Use Case	GPU Config	Throughput
Inference (FP16)	2× H100 80GB	~2,100 tok/s
Inference (FP16)	2× A100 80GB	~1,200 tok/s
Inference (INT4)	1× H100 80GB	~1,800 tok/s
Inference (FP16)	1× H200 141GB	~2,800 tok/s
Fine-tune (QLoRA)	2× A100 80GB	~400 tok/s training
Fine-tune (Full FP16)	8× A100 80GB	~1,100 tok/s training

LLaMA 3 405B — GPU Configuration Options

Use Case	GPU Config	Throughput
Inference (FP16)	8× H100 80GB	~580 tok/s
Inference (INT4)	4× H100 80GB	~640 tok/s
Fine-tune (Full BF16)	64× H100 80GB	~800 tok/s training

Frequently Asked Questions

How much VRAM does LLaMA 3 70B require?

LLaMA 3 70B requires approximately 140 GB VRAM for FP16 inference (70B × 2 bytes = 140 GB), plus ~20% overhead for KV cache = ~168 GB total. Minimum: 2× H100 80GB (160 GB) or 1× H200 141GB. With INT4 quantization (AWQ), VRAM drops to ~35 GB — fitting on a single H100 80GB.

Can LLaMA 3 70B run on a single H100?

Yes, with quantization. LLaMA 3 70B runs on a single H100 80GB with INT4 quantization (GPTQ or AWQ), using approximately 35 GB VRAM — well within the 80 GB capacity. Throughput is approximately 1,800 tokens/second vs 2,100 tokens/second for FP16 on 2× H100, with 1–2% quality degradation. FP16 inference requires 2× H100 80GB (160 GB total).

What is QLoRA and how much VRAM does it use for 70B fine-tuning?

QLoRA combines 4-bit quantization of the base model with FP16 LoRA adapters. For LLaMA 3 70B: base model in 4-bit = ~35 GB + LoRA adapters ~2 GB = ~37 GB total — fitting on a single H100 80GB. This compares to ~1,260 GB for full FP32 fine-tuning. QLoRA is the standard approach for fine-tuning 70B+ models on accessible hardware.

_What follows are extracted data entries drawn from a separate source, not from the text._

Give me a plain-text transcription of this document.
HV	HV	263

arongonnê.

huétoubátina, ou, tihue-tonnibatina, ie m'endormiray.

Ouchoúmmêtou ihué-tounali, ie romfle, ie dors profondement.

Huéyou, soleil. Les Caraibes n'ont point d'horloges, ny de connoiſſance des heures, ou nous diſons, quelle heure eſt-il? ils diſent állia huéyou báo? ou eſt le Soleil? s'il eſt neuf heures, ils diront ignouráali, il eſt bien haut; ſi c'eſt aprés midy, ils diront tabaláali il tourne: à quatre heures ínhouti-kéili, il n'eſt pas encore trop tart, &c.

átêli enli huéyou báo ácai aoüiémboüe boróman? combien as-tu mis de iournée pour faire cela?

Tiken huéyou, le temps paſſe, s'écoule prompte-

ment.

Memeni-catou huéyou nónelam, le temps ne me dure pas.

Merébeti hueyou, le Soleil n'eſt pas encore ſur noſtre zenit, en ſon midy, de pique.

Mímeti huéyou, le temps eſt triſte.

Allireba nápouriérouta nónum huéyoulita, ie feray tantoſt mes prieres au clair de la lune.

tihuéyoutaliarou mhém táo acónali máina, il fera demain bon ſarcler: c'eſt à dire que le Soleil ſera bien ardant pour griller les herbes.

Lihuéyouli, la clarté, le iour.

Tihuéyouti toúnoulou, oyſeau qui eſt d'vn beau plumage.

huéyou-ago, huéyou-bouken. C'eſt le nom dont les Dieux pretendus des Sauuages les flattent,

How many GPUs does LLaMA 3 405B need?

LLaMA 3 405B requires approximately 810 GB VRAM for FP16 inference. Minimum: 11× H100 80GB (880 GB). Recommended: 12× H100 80GB for headroom. With INT4 quantization, VRAM drops to ~202 GB (3× H100 80GB). Full fine-tuning requires 64× H100 80GB (18× parameters = ~7,290 GB minimum).

What is the difference between tensor parallelism and pipeline parallelism?

Tensor Parallelism (TP) splits individual layers across GPUs — requires high-bandwidth NVLink, scales linearly up to 8 GPUs, best for inference. Pipeline Parallelism (PP) splits model layers across GPU groups — lower bandwidth requirements, works across nodes, higher latency but enables very large models (4–16 pipeline stages). For production serving, use TP within a node (up to 8× H100) and PP across nodes.